Column:
Buckling up with cable television stars
Published Feb. 29, 2008
This weekend kind of sucked. I was in a car crash that was a very close call on my life. It happened this past Friday. I was taking comedian Doug Benson of the VH1 show “Best Week Ever” to the radio station to be a guest on a morning show. Like an idiot, I had passed the exit. I had pulled off the southbound lane and was stopped between the northbound and southbound lanes, ready to make my left onto the northbound portion of the highway. I looked left, and I looked right. No cars were coming. The coast was clear. All of the sudden there was a large crunching sound, the window shattered and I bounced my head off the remains of the door.
Blood and feathers flew everywhere.
At this point I was very disoriented but I had the sneaking suspicion that a flock of geese had just totaled my car.
Doug and I both yelled the S-word, and looked at each other in horror.
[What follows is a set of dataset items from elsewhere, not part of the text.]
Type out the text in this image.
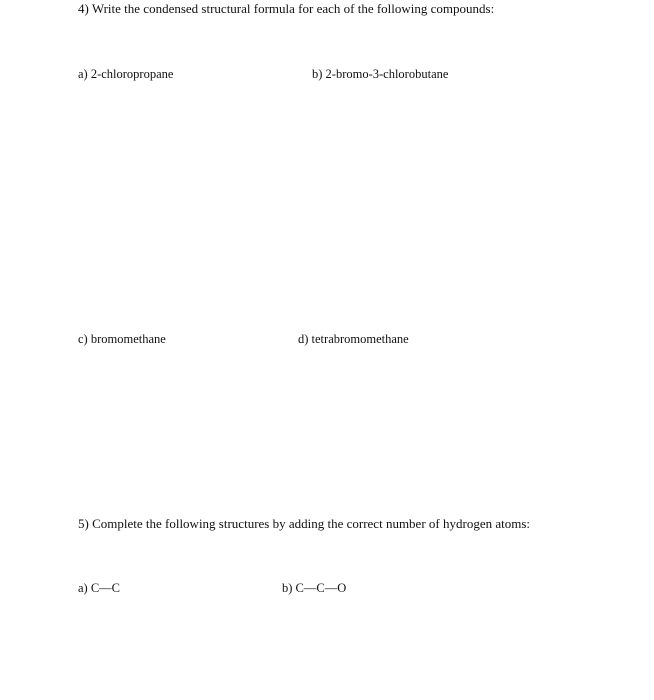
4) Write the condensed structural formula for each of the following compounds:
a) 2-chloropropane	b) 2-bromo-3-chlorobutane
c) bromomethane	d) tetrabromomethane
5) Complete the following structures by adding the correct number of hydrogen atoms:
a) C—C	b) C—C—O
The car door was slammed down on my lap and I was pinned in the vehicle. We had slid across both northbound lanes. Doug Benson looked at me and asked, “Are you OK? You’re bleeding.”
I replied, “I’m fine. My face hurts.” But neither Doug nor I could explain the feathers. I tried to get out of my car, but I was pinched inside. According to the police and firemen, if the other car struck me an inch higher or lower I would not be able to tell this story. I am very grateful for my life and their responsive timing.
I yelled, “Doug, I can’t move!”
“You can’t move!?” He feared I was paralyzed. I quickly explained that I simply was pinched between the twisted metal and the seatbelt.
The other driver, a 45-year-old man, came running over and said, “What should I do?”
He reached his hand inside to shake mine as if that would make everything better. Keep this in mind, hand-shaking only pisses off people who are bleeding and covered in feathers and is not the answer to the “What should I do?” question after you nail somebody with your car.
I said, “How about you call the damn police?”
“Where did all these feathers come from?” the other driver inquired.
“Just go call 9-1-1!” Needless to say I was a little upset with this gentleman that just destroyed my car and my beautiful jaw structure - not to mention caused me the serious pain and near-death experience that I could have done without at 8 a.m. on a Friday.
Next thing I remember, I was very cold and being pelted in the face with sleet while lying on a stretcher with sticky adhesive strips restraining my head and body on the stretcher.
A firemen spoke up, “Looks like your down-feather coat exploded when you were hit.”
“Well, that would explain all these feathers ...” the other driver said. I’m glad he solved his mystery.
As I was lifted into the ambulance I yelled for Doug Benson once more. “Doug!”
“Yeah?”
“I am not having the Best Week Ever,” I exclaimed.
“No, no you’re not.”
For two days I have been randomly finding feathers and shards of glass in and around my body, and to make matters more comforting, my jaw is broken and I get to have a lot of soup for some time. The moral of the story: Wear your seatbelt. And don’t get in a car with anyone from cable television. My face hurts.